Which ( as an aside),  why is it that we are so hesitant to get rid of books?  To be honest, if I read a book, I seldom go back and read it again.  If I start a book and find it boring or not engaging, I put in on the shelf and have no future plans for it.  Those are the books I cleaned out today.  It seems that I received a lot of “free books” when I donated some money to some ministry because I still had the paper that came with them: ” please enjoy this book as a thank you for your donation to XYZ ministries”.  Sorry, but somebody else will enjoy the book…I didn’t read it.  Not that it wasn’t a good book…for somebody…its just that if I wanted that tome, I would have ordered it.  In the pharmacy I tend to hang on to pharmacy magazines, a habit I am duly breaking.  I never go back to them..they certainly aren’t worth storing and nothing in them is worth referencing.

But anyway, I kept the majority of Mr Chick’s books because it wouldn’t be nice if sometime down the road ( which I doubt will happen) he actually seeks out a book on those shelves.  For example, before he left he handed me a book one of his clients gave him: a book of poetry that she had written. He said keep this.  It looked familiar….so when I went to the book shelf I found out why…we have 6 other EXACT copies of the same little book of poetry.  He doesn’t like poetry and will never read it, but this will join the other 6 copies of her book. She must be very fond of her poetry, if she keeps giving the same book to the same people.

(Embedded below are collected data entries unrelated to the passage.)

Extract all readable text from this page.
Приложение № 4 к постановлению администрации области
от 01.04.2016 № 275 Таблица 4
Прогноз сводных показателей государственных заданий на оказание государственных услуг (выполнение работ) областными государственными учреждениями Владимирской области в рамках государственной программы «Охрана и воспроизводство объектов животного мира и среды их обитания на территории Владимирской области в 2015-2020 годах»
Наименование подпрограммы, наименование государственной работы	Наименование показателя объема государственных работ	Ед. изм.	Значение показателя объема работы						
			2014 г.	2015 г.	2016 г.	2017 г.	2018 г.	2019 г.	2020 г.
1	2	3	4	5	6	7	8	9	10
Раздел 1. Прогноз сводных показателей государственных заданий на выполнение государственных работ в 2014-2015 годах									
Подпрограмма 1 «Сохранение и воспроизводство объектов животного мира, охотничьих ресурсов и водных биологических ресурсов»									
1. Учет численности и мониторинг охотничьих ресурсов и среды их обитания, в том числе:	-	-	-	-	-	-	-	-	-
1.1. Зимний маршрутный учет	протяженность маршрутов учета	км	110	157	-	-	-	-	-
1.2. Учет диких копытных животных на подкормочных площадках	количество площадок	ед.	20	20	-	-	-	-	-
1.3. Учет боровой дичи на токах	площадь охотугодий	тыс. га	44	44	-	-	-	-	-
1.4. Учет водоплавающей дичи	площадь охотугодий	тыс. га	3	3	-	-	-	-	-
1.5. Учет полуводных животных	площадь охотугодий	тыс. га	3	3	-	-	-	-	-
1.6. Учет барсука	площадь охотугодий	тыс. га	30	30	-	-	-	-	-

Next project for after work tomorrow will be the smaller file cabinet that has every owners manual for everything I have ever purchased.

Won’t that be interesting.

 

2 Comments »

Comment by Jade

December 22, 2012 @ 10:26 pm

This is full of hilarious gas, as my young son used to like to say many years ago.

My problem is that I can see all the different angles about saving things at the same time, and forget which mode I started out the cleaning venture.

When I had young children and less ‘important papers’ I used to go through a room, pick up everything out of place and throw it in a pile in the middle of the floor, then sort out the pile and put everything back to where it should’ve been before it became out-of-place. Things are not that simple anymore. They haven’t been that simple since the functions of things started overlapping and needed itemization for tax purposes.

But, for the free pens and pads, everything that looks ‘new’ goes to the public library. Those that have a few days left, get thrown in the container near the phone or computer, and periodically if it’s out of ink, it gets pitched. No longer do I purchase pen refills for the fancy pens!

As for books. I seldom reread a book, but I like to be able to look up things (and find the internet very reliable for that), but feel as if I cannot part with a book. The public library has twice yearly used book sales and well-loved books go there on the premise that someone else might learn to love my favorite book if I let it go to a used book sale. I live in an area where a lot of people are learning English as a second or third language.

What I cannot understand is why I have saved the warranty and instructional manuals for products that have long ago ‘bit the dust’ but I cannot find the laptop computer, nor the heater warranty information that we purchased less than two years ago. Where did they go? Where and why would I have hid them? Who goes around and puts these things in different or other places than I last recall?

Comment by Mick

December 23, 2012 @ 12:41 pm

It was all very interesting but my brain was fuddled by the statement “we don’t drink coffee”?? Are you aliens?
or communists or something? :-)
Merry Christmas
We drink Coke…my caffeine is carbonated!